BELS, Brexit, NICE

As we enter the summer (at least in the Northern Hemisphere!) after the annual BIO meeting in San Francisco and ahead of the impending Brexit vote, we wanted to send out greetings to the BELS community.  We are now actively commencing the BELS membership drive so please do visit our membership pages and join this formidable community.  Membership can bring a whole host of benefits including keeping you up to speed with UK developments, building bridges to leading UK assets, and being part of an exclusive, influential network managed by a trusted intermediary.  My last blog back in April emphasised what a treasure trove The BELS List represents.  It is truly a unique and powerful resource which justifies membership, be it as an individual Primary Member or with organisational support as an Affiliate.

On the news front, I highlight a few noteworthy developments of late.

  • Nearly a year into its existence, the NHS Innovation Accelerator programme is helping to bring in a stream of new innovative technologies and services to the NHS as it seeks to create the conditions and culture changes needed for faster adoption. Further, a recently announced Innovation and Technology Tariff category is to allow NHS England to ‘bulk buy’ innovations nationally instead of locally and guarantee automatic reimbursement when an approved innovation is used.
  • AstraZeneca announced a broad initiative to embed genomics across its R&D platform with a goal of sequencing two million genomes at its in-house Centre for Genomics Research.
  • A trio of Oxford spinouts raised almost £37 million in a record round of fundraising for UK academic spinouts with OxStem, EvOx and Vaccitech all receiving money from Oxford Sciences, a £300 million fund set up last year with backing from several high-profile City investors.
  • Neil Woodford has invested a further £12 million in Imperial Innovations, upping his stake to 21%.
  • NHS England announced a £15 million investment to support a range of measures aiming to speed up the detection of cancer, including the creation of a National Diagnostics Capacity Fund to test initiatives to increase capacity and productivity of diagnostic services.
  • And Jim O’Neill unveiled his final AMR plan of attack with recommendations that pharma firms are given a $1 billion bonus for each new antibiotic they discover as part of an attack on antimicrobial resistance.

Brexit continues to dominate the airwaves in the UK.  While BELS will not make any political pronouncements as a general ethos and we all have our own opinions on the matter, it is important to note that the industry itself in the UK and the broader scientific community seem pretty much aligned against Brexit, warning that it would bring uncertainty to the sector.  No matter which side of the argument on which one sits, inherent difficulties with this debate involve many unknowns and speculations wrought by the fact this would be the first time that a member state would have left the EU.  The June 23 vote promises to be momentous no matter which way it goes.
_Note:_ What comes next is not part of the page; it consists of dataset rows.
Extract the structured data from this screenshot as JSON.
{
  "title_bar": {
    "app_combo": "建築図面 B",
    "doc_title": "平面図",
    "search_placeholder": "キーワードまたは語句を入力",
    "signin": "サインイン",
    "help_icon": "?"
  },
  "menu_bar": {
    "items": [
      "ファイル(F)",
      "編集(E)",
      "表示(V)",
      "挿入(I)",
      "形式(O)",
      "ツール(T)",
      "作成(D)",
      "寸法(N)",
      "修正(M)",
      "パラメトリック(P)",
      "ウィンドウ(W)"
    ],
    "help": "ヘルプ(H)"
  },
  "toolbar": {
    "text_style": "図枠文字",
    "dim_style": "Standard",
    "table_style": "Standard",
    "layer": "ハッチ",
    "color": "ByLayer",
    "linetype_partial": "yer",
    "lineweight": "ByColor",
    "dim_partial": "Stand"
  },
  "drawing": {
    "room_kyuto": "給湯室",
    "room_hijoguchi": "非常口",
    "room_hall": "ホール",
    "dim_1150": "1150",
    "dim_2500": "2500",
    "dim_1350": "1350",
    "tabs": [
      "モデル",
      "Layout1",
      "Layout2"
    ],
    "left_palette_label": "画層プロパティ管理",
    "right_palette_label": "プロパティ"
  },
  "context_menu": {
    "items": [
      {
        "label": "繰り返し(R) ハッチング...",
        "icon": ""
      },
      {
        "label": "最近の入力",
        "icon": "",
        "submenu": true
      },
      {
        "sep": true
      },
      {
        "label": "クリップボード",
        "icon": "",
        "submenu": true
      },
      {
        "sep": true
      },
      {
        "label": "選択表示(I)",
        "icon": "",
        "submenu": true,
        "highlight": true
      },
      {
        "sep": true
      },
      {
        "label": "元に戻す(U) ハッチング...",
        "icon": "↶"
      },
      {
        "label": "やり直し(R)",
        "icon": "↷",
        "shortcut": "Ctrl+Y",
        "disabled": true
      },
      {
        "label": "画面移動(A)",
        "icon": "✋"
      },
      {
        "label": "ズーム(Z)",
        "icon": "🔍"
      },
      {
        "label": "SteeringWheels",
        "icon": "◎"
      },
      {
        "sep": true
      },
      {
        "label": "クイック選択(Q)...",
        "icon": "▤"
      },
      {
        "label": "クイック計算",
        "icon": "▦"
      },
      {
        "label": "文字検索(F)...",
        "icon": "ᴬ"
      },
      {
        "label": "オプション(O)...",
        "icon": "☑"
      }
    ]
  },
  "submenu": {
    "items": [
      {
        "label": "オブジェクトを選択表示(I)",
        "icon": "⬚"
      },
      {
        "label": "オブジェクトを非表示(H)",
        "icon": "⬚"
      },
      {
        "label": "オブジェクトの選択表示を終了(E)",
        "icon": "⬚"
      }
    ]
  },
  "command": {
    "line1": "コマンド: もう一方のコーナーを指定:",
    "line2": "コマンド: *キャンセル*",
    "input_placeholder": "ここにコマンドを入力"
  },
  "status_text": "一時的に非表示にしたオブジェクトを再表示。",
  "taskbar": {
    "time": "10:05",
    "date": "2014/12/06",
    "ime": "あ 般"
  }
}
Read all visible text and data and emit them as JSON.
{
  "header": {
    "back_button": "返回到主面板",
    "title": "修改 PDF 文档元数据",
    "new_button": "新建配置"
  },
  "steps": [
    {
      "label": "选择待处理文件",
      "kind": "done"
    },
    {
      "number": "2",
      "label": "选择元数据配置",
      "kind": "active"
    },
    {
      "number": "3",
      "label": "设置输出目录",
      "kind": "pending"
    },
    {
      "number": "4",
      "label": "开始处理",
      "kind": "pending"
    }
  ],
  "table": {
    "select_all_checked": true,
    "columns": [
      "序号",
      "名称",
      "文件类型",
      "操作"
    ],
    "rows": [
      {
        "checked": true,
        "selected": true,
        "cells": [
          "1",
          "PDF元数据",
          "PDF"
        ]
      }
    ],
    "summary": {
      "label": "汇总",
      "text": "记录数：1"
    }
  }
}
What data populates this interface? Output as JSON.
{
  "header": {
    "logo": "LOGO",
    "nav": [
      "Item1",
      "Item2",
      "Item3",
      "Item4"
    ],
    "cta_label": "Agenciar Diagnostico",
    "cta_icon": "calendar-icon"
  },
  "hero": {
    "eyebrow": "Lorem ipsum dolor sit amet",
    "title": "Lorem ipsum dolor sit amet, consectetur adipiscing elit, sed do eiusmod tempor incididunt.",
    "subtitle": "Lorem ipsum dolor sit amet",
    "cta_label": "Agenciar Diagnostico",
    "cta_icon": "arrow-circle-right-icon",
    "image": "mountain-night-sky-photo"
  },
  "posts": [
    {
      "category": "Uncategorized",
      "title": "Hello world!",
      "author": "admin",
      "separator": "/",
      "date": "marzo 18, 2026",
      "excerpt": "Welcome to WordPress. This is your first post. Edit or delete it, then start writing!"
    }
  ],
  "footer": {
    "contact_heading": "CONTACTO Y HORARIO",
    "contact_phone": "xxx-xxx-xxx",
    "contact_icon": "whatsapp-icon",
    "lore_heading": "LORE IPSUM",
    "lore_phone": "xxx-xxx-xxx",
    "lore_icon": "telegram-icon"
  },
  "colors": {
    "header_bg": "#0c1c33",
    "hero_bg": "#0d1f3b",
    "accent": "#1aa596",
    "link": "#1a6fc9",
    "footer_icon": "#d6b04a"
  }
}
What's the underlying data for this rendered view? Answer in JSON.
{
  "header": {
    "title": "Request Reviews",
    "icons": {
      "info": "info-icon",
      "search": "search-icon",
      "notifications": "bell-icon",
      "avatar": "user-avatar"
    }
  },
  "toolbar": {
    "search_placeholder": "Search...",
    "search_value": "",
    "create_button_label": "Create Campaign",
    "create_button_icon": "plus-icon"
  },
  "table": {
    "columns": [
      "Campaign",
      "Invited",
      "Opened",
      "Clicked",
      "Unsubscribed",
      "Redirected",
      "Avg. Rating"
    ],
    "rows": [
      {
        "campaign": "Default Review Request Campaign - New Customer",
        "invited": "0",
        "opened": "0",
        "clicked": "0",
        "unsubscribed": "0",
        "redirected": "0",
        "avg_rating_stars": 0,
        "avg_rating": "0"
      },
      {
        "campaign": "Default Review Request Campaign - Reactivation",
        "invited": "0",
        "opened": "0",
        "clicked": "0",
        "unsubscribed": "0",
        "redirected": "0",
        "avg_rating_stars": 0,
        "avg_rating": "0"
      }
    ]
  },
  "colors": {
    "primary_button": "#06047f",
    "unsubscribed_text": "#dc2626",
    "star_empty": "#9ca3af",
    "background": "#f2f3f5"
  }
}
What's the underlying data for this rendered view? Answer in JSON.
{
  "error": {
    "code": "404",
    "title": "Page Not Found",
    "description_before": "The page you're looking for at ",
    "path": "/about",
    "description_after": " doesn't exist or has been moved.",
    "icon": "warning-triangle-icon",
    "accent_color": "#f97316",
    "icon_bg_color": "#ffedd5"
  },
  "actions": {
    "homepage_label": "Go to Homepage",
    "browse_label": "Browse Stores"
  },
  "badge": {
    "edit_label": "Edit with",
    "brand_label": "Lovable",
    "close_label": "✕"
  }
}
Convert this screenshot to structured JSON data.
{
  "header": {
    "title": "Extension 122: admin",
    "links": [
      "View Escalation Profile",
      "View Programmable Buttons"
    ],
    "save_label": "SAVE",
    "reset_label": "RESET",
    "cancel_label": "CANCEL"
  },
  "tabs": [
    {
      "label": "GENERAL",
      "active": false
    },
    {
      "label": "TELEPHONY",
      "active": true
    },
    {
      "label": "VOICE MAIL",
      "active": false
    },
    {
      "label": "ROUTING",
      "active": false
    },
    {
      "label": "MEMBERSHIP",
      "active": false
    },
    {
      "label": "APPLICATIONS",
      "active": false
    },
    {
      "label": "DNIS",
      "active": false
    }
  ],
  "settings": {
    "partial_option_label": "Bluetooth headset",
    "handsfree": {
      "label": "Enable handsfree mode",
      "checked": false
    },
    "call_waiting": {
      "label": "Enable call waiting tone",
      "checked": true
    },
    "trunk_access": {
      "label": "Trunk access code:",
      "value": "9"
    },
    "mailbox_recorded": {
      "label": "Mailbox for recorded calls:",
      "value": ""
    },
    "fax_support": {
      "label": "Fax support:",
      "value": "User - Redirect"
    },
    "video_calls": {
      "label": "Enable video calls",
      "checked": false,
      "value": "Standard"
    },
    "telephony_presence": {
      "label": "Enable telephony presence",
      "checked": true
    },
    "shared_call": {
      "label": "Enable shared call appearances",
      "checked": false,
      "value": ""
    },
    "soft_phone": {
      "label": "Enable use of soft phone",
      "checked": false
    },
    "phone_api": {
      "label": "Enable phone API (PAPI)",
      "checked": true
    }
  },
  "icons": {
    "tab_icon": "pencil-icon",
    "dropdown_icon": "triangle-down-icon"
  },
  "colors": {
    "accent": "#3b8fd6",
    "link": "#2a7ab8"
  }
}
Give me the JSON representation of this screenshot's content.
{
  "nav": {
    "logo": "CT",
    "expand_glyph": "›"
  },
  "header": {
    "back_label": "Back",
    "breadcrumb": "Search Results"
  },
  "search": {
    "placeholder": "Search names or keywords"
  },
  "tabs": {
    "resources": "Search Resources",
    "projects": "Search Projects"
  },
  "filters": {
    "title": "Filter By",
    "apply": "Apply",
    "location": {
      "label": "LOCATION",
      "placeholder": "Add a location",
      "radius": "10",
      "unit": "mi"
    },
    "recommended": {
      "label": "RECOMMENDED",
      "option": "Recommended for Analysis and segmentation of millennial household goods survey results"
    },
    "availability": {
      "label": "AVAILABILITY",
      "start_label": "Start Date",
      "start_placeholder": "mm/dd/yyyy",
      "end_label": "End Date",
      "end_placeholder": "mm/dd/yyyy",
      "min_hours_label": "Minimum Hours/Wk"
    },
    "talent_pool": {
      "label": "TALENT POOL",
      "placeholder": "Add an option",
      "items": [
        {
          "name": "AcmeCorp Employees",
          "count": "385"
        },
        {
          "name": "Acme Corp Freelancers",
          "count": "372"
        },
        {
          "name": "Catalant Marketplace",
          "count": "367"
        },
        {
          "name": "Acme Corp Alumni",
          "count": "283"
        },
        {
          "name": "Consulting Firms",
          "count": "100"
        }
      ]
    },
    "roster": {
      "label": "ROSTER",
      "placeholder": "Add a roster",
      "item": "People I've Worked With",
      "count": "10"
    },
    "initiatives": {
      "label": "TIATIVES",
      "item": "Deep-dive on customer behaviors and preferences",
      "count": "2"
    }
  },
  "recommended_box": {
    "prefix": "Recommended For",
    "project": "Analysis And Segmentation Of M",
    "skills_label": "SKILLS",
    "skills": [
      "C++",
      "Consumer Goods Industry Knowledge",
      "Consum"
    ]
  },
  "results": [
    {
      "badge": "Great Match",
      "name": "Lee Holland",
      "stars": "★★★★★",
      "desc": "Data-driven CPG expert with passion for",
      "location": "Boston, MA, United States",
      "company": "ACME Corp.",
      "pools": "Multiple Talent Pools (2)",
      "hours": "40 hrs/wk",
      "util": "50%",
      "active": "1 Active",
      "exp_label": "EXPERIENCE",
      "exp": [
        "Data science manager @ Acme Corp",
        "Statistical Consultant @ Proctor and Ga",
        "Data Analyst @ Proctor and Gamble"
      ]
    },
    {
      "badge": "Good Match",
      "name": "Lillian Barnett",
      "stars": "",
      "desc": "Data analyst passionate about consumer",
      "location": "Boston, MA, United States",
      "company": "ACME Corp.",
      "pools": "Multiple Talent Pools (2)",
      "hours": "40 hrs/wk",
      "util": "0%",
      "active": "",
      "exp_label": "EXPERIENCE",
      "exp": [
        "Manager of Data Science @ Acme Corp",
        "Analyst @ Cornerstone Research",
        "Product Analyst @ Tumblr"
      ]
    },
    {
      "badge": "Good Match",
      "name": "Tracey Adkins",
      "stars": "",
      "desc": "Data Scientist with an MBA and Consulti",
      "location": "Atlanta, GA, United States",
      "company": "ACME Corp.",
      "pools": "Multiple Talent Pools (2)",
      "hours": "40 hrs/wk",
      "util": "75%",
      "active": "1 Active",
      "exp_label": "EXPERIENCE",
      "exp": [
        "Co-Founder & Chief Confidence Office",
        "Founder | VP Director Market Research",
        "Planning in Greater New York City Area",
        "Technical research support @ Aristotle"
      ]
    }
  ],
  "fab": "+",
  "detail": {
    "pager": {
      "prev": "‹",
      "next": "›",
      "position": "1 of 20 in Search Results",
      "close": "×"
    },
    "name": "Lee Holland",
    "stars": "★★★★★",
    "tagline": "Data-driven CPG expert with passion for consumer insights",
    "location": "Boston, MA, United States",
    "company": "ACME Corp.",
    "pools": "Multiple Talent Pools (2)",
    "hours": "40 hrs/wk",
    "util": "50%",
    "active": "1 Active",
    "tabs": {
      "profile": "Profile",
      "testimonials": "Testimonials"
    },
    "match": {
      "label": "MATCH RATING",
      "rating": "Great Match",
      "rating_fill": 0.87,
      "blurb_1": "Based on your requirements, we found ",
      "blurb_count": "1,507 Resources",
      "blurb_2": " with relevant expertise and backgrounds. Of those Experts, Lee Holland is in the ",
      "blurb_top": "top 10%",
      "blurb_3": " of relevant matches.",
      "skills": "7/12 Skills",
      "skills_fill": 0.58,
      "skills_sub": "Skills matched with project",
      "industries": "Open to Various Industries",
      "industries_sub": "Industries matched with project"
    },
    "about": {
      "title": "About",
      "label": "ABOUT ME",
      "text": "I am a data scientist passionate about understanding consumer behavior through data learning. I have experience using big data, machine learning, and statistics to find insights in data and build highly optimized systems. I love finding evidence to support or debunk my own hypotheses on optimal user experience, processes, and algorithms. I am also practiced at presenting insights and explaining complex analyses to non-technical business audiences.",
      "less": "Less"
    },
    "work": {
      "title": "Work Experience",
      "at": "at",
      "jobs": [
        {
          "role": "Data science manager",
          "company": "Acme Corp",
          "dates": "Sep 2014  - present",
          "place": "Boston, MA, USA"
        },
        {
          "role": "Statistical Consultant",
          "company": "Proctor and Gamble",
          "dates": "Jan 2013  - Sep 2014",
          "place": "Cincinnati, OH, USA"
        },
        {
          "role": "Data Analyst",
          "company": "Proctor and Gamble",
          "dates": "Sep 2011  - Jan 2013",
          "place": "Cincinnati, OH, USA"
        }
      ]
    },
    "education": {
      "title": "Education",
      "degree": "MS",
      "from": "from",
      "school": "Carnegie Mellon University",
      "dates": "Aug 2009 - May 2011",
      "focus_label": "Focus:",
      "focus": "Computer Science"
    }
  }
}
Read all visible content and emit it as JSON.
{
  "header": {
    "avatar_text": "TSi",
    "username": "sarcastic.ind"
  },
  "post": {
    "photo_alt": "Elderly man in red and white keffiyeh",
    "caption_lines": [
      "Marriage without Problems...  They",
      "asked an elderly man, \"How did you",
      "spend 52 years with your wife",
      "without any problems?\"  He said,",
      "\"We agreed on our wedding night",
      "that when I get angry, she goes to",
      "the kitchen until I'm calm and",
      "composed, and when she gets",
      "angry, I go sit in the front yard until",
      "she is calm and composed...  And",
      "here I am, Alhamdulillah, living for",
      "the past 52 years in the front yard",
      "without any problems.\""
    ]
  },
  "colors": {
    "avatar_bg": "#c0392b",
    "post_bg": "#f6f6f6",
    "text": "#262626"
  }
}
Finally, on another sensitive subject, NICE has come into the spotlight once again as it takes on the mantle previously held by the Cancer Drugs Fund.  NICE suffers often from a perspective that it turns down so many products that it is an enemy of innovation. However, Nice’s official statistics tell a different story.

  • From March 2000 to the end of April 2016, NICE published 217 single technology appraisals and 172 multiple technology appraisals; 389 appraisals in total, containing 654 individual recommendations.
  • Overall, 81% of decisions made by NICE were ´recommended’ or ´optimised´.
  • On the cancer front, since 2000, when it started to produce cancer guidance, NICE has published 192 individual recommendations on cancer drugs in 140 technology appraisals.
  • Overall, 64% of all recommendations stated that the NHS should use these drugs in line with their marketing authorisation (‘recommended’), or in specific circumstances (‘optimised recommendation’, i.e., targeting treatments so patients who could clearly benefit can gain access to treatment).
  • Since March 2000, NICE has made 7 optimised recommendations for the use of anti-cancer drugs.
  • As we go to press with this blog, NICE just rushed through Bristol-Myers Squibb’s advanced melanoma immunotherapy combo Opdivo and Yervoy, an approval that was one of the fastest in NHS history.

While no agency can be perfect in everyone’s eyes, health technology assessments are here to stay in a world struggling to afford modern healthcare and NICE is very much seen as a source of best practice by many parts of the world which look to it for guidance.  NICE is thus, in some quarters, viewed as a UK asset.  The hope is that this will continue and that further dialogue will help to fine tune its processes and results.  Innovation is key to improving healthcare but cost will always be a factor and justification is therefore a mandatory consideration.

In closing, I hope you’ll heed the call to arms to join BELS now.  BELS encourages and enables the extraordinary British-trained talent base at home and abroad to strengthen connections to mutually benefit themselves, their organisations, and this important sector.  For this is very much a two-way street. The success of our expats and other overseas alumni reflects well on the UK, and equally, the strength of the UK health and life sciences can reflect well on our expats. With your support and involvement, BELS will better connect all parts of our great United Kingdom of Life Scientists so that together we can achieve more.

Best wishes for a great start to summer (in the Northern Hemisphere!)